Что-то подобное явно происходило и с Дарджером, и все же не стоит забывать и о его бедности — и в смысле нужды быть бережливым, и в отношении физически тесного обиталища. Вопреки грязи, вопреки пристальным взглядам девочек Вивиан на портретах с выцарапанными зрачками, комната в целом не казалась жилищем безумца. Комната бедняка, творческого и изобретательного, такого, кому приходится полагаться только на себя, кто знает, что никто другой ничего не даст, и потому все нужно собирать самому — среди отбросов, очистков города.
Карандаши он изводил до коротеньких огрызков и придумывал, как их надставить при помощи шприцев, — и так пускал в дело все до последнего дюйма. В старые коробки из-под шоколада он складывал бытовые резинки, а полопавшиеся чинил клейкой лентой, не выбрасывал. Краски делал, разводя темперу в крышечках, а крышечки хранил кучами, неиспользованные, — возможно, как символ благополучия, жест обладания и изобилия. Все краски снабжены рукописными этикетками, иногда традиционно — «крапп», «восточный лазоревый», «мов», «кадмий красный средний», а иногда более лично или игриво: «пурпурный грозовых облаков» или «семь не райских темно-зеленых цветов».
Вопрос свободного места тоже стоял остро. Те же рассуждения о патологии, что касаются Дарджера, распространяются и на чикагского фотографа и няню Вивиан Майер[106]. Как и Дарджер, она работала обособленно и никогда свои фотографии никому не показывала, а иногда и пленки даже не проявляла. На восьмом десятке она вынуждена была лечь в больницу и больше не могла держать шкафчик с замком, где хранила все свои пожитки. Как это обычно бывает в таких случаях, содержимое продали с молотка, и оказалось оно в руках по крайней мере у двух коллекционеров, знавших толк в архивах уличной фотографии такого качества и масштаба. Постепенно проявили, напечатали, выставили и продали пятнадцать тысяч ее снимков, цены на которые, как и в случае работ Дарджера, неуклоннно ползли вверх, — тошнотворное зрелище, если вспомнить, сколь бедны были сами художники. О Майер сняли два документальных фильма, в которых собрали ее жизнь по кусочкам, интервьюируя семьи, в которых она работала.

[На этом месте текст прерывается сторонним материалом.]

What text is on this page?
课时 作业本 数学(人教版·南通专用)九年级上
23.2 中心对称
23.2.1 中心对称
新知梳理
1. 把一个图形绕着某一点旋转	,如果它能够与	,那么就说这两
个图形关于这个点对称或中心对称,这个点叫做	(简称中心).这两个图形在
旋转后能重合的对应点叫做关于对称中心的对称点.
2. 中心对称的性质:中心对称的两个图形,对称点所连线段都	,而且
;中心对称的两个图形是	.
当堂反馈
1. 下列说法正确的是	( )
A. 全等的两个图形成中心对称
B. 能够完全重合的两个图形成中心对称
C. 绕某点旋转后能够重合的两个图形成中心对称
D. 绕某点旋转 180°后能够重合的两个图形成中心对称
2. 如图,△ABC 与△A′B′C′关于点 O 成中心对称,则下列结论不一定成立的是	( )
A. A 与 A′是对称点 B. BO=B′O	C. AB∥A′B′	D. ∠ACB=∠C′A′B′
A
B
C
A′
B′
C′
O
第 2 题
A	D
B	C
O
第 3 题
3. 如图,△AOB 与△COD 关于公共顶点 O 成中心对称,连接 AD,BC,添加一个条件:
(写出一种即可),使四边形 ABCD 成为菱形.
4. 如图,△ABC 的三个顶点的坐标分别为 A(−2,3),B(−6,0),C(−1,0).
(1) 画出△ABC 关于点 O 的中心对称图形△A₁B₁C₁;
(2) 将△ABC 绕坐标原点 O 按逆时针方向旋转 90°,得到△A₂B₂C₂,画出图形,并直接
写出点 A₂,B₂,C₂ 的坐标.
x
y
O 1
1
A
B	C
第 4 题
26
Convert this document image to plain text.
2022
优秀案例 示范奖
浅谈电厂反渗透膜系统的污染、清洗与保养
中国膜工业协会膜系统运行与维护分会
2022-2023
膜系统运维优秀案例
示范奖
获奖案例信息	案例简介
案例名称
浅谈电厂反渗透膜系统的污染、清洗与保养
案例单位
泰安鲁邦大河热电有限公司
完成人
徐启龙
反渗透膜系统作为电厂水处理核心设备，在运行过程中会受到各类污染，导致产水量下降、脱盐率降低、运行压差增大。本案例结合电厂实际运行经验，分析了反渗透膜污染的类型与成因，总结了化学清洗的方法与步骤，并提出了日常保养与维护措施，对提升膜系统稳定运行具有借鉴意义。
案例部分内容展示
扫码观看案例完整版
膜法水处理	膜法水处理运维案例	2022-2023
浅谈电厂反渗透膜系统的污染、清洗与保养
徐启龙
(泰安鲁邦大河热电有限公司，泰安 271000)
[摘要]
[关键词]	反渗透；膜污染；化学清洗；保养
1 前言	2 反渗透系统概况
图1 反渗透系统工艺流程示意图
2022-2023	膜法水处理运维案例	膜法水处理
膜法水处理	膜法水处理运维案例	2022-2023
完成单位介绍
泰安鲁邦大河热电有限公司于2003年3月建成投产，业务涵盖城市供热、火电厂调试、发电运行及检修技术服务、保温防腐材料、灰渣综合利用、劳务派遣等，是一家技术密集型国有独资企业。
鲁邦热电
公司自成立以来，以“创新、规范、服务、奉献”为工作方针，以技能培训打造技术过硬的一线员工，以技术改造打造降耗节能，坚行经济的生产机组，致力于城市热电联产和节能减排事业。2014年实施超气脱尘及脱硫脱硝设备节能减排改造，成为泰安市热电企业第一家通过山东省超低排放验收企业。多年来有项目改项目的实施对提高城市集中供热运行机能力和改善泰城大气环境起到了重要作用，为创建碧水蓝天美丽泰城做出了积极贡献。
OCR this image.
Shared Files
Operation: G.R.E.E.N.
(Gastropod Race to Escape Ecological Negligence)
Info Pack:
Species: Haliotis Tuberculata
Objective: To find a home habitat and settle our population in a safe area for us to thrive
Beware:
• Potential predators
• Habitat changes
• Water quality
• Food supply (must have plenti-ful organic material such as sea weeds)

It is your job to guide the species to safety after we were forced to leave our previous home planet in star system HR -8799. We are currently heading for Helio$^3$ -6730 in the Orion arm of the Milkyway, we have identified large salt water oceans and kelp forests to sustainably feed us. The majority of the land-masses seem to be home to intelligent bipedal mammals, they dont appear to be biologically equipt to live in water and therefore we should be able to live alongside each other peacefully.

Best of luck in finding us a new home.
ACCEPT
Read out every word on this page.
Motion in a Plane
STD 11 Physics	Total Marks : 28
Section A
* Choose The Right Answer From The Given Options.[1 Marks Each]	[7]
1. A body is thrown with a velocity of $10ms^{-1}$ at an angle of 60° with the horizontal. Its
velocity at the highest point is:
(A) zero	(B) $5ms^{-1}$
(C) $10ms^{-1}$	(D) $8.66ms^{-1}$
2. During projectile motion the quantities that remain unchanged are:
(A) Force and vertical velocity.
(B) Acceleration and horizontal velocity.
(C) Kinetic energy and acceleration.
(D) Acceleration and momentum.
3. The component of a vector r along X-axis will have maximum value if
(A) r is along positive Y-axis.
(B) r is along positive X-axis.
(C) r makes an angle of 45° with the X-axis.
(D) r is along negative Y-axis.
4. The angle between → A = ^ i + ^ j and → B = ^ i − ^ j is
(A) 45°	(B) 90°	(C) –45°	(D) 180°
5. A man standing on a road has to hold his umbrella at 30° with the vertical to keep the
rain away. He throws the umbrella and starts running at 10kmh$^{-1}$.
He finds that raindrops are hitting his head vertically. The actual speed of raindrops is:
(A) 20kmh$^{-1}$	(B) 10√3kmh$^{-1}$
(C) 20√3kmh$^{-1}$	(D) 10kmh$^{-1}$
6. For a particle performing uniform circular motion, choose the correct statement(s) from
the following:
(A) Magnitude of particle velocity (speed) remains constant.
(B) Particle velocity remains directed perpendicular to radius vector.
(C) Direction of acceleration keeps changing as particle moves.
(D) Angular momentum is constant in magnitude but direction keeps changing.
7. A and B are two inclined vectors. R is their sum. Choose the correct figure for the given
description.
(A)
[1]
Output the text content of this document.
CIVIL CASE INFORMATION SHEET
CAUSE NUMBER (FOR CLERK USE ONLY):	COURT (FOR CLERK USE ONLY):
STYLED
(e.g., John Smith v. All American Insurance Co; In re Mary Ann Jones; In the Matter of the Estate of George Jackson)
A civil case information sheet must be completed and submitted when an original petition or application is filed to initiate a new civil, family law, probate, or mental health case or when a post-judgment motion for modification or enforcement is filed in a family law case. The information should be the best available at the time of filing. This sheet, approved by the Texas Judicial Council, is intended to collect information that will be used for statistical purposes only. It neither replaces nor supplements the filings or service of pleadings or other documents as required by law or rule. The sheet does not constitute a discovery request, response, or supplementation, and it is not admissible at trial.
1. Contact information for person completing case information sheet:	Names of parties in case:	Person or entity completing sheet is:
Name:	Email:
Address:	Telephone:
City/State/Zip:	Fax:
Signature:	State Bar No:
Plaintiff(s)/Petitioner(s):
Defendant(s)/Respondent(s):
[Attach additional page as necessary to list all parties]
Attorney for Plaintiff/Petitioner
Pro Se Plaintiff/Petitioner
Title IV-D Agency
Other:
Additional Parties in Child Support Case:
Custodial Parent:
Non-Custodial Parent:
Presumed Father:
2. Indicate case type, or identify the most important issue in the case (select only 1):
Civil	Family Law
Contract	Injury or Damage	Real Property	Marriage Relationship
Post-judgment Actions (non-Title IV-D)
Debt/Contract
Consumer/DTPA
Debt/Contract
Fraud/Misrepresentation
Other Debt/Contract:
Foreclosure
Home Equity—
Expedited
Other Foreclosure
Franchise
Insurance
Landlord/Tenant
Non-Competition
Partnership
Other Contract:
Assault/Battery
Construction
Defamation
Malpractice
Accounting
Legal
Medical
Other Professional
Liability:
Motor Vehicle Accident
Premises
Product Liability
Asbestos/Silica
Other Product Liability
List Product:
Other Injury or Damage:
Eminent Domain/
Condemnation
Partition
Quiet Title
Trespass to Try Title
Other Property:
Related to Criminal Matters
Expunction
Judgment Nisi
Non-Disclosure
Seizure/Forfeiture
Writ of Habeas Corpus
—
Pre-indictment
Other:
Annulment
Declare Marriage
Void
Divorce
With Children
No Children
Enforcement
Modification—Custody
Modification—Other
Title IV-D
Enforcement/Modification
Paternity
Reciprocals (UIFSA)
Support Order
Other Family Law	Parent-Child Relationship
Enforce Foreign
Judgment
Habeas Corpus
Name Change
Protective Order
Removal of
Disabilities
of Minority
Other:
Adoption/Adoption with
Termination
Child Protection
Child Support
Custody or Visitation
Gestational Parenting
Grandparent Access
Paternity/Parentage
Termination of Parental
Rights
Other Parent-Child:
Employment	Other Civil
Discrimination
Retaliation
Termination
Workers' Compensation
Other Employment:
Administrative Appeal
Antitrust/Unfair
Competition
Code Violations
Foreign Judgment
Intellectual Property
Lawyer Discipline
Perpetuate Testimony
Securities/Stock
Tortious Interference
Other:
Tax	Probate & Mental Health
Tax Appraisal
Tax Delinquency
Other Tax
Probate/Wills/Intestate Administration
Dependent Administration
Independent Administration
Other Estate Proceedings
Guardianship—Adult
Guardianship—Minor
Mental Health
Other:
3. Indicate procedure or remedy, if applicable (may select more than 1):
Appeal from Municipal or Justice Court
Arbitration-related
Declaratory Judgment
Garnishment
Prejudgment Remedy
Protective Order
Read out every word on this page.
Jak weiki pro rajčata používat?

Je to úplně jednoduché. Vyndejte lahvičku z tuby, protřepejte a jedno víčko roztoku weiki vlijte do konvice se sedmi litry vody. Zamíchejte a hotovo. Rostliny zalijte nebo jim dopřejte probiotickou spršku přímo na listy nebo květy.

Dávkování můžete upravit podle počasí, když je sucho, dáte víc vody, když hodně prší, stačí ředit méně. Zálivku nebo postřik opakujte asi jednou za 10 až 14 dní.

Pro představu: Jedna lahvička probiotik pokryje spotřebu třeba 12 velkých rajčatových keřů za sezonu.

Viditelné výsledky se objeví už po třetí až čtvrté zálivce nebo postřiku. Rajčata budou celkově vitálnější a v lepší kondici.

Все эти люди говорят о ее накопительстве, о том, какой барахольщицей она была всю жизнь. Пока я смотрела эти фильмы, никак не могла избавиться от мысли, что их реплики по крайней мере отчасти связаны с деньгами и общественным положением; я думала о том, у кого есть право владеть вещами и что происходит, когда у людей оказывается больше пожитков, чем позволяют обстоятельства и положение. Не знаю, как вы, но, если б мне предложили запихнуть все, чем я располагаю, в одну комнату в чужом доме, я бы тоже выглядела со стороны как барахольщица. Хотя ни предельная бедность, ни богатство не делают человека неуязвимым перед жаждой обладания, не худо бы задуматься, не любое ли проявленное поведение смотрится чудным или чокнутым, если перейденная грань — классовая, а вовсе не здравого смысла.